Warragamba Dam

Elixir vs Python for real world AI/ML (Part 1)

Chris Hopkins profile picture

Chris Hopkins

2 March 2023 · 6 min read

In the world of machine learning, Python is often considered the go-to language for developing and deploying models. However, Elixir - a functional, concurrent programming language - is becoming increasingly well-suited for machine learning tasks.

Build a neural network from scratch

In this blog post, we will explore a real-world machine learning problem in Python and Elixir. By the end you will have two end-to-end examples of how you can combine clean and unify data sources. Then use that data to train and evaluate a neural network.

We will be using data from the New South Wales Water API to analyse rainfall and stream height measurements surrounding Warragamba Dam, a large dam located near Sydney, Australia. The goal is to try and predict change in height of the dam for the next day, given the condition of the current day.

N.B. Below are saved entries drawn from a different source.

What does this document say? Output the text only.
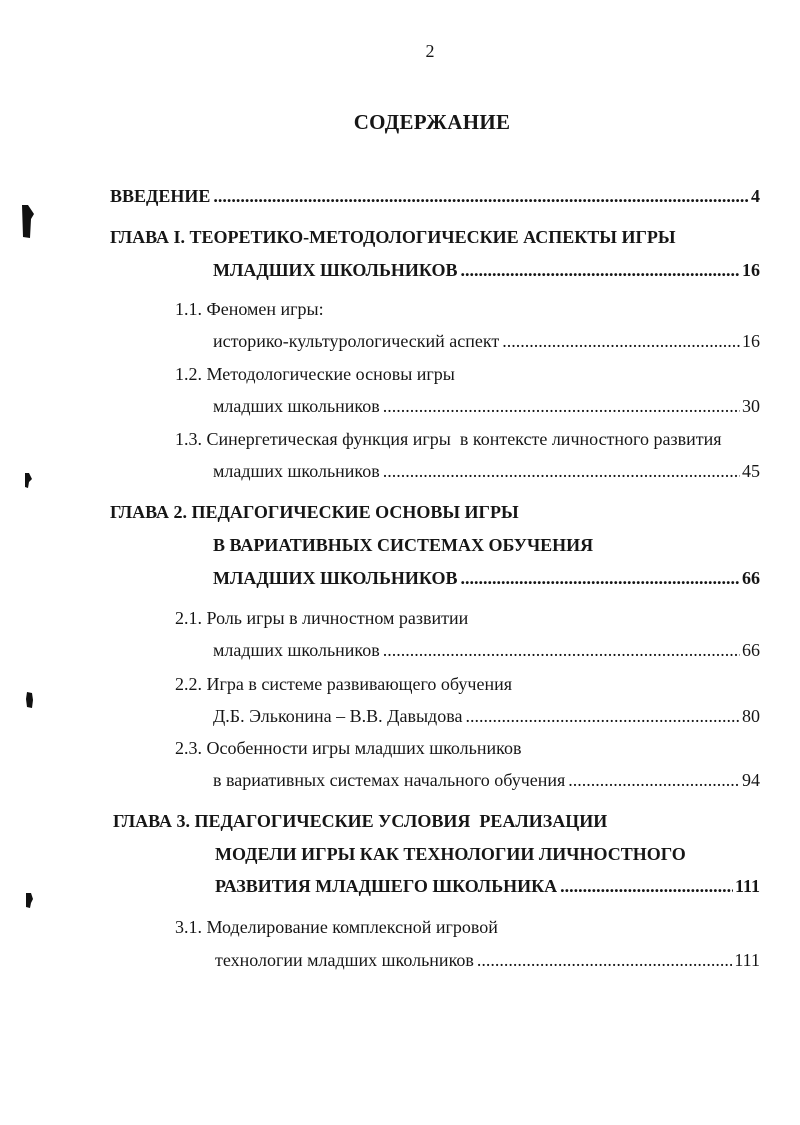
2
СОДЕРЖАНИЕ
ВВЕДЕНИЕ .....	4
ГЛАВА I. ТЕОРЕТИКО-МЕТОДОЛОГИЧЕСКИЕ АСПЕКТЫ ИГРЫ
МЛАДШИХ ШКОЛЬНИКОВ .....	16
1.1. Феномен игры:
историко-культурологический аспект .....	16
1.2. Методологические основы игры
младших школьников .....	30
1.3. Синергетическая функция игры  в контексте личностного развития
младших школьников .....	45
ГЛАВА 2. ПЕДАГОГИЧЕСКИЕ ОСНОВЫ ИГРЫ
В ВАРИАТИВНЫХ СИСТЕМАХ ОБУЧЕНИЯ
МЛАДШИХ ШКОЛЬНИКОВ .....	66
2.1. Роль игры в личностном развитии
младших школьников .....	66
2.2. Игра в системе развивающего обучения
Д.Б. Эльконина – В.В. Давыдова .....	80
2.3. Особенности игры младших школьников
в вариативных системах начального обучения .....	94
ГЛАВА 3. ПЕДАГОГИЧЕСКИЕ УСЛОВИЯ  РЕАЛИЗАЦИИ
МОДЕЛИ ИГРЫ КАК ТЕХНОЛОГИИ ЛИЧНОСТНОГО
РАЗВИТИЯ МЛАДШЕГО ШКОЛЬНИКА .....	111
3.1. Моделирование комплексной игровой
технологии младших школьников .....	111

Setup Jupyter and Livebook notebooks

For this project I implemented the Python using Jupyter notebook and the Elixir with Livebook.

Livebook is Elixir’s code notebook offering, and runs on top of Phoenix. It allows you to program solutions interactively and collaboratively and saves to live markdown - so it’s easy to share.

In this project Python dependencies are installed using Poetry . This is the relevant portion of the pyproject.toml and the import at the top of my Jupyter notebook:

# pyproject.toml
[tool.poetry.dependencies]
python = ">=3.8,<3.12"
pandas = "^1.5.2"
numpy = "^1.24.0"
tensorflow = "^2.11.0"
requests = "^2.28.1"
altair-saver = "^0.5.0"

[tool.poetry.group.dev.dependencies]
altair = "^4.2.0"
jupyter = "^1.0.0"

# top of Jupyter notebook
import numpy as np # Numerical python lib
import pandas as pd # Data frame lib
import altair as alt # Chart plotting lib
import tensorflow as tf # Neural Network lib
import requests
import json
import pprint

from tensorflow.keras import layers

In the Elixir Livebook its a similar story:

Mix.install(
  [
    {:httpoison, "~> 1.8"}, # HTTP client
    {:jason, "~> 1.4"}, # JSON encoder/decoder
    {:vega_lite, "~> 0.1.5"}, # Elixir Vega-lite binding
    {:kino, "~> 0.8.0"}, # Provides beautiful outputs for Livebook
    {:kino_vega_lite, "~> 0.1.1"}, # Kino utils for Vega-lite
    {:explorer, "~> 0.4.0"}, # Data frame library build on Polars
    {:axon, "~> 0.3.0"}, # Neural network library compiles to exla, torchlib through nx
    {:exla, "~> 0.4.0"}, # Elixir's binding for Google's XLA Linear Algebra Optimiser
    {:nx, "~> 0.4.0"}, # Elixir's numerical computation library
 ],
  config: [
    nx: [default_backend: EXLA.Backend]
  ]
)

# Sets the global compilation options
Nx.Defn.global_default_options(compiler: EXLA)
# Sets the process-level compilation options
Nx.Defn.default_options(compiler: EXLA)

alias VegaLite, as: Vl
alias Explorer.DataFrame, as: DF
alias Explorer.Series

Extract input data into DataFrames

First, we need to download the data from its source and put it into a container of some kind. In Python this would be a pandas DataFrame and in Elixir it would be an Explorer DataFrame. Explorer is a DataFrame for Elixir which uses Polars under the hood, a library written in Rust widely accepted as one of the fastest DataFrames.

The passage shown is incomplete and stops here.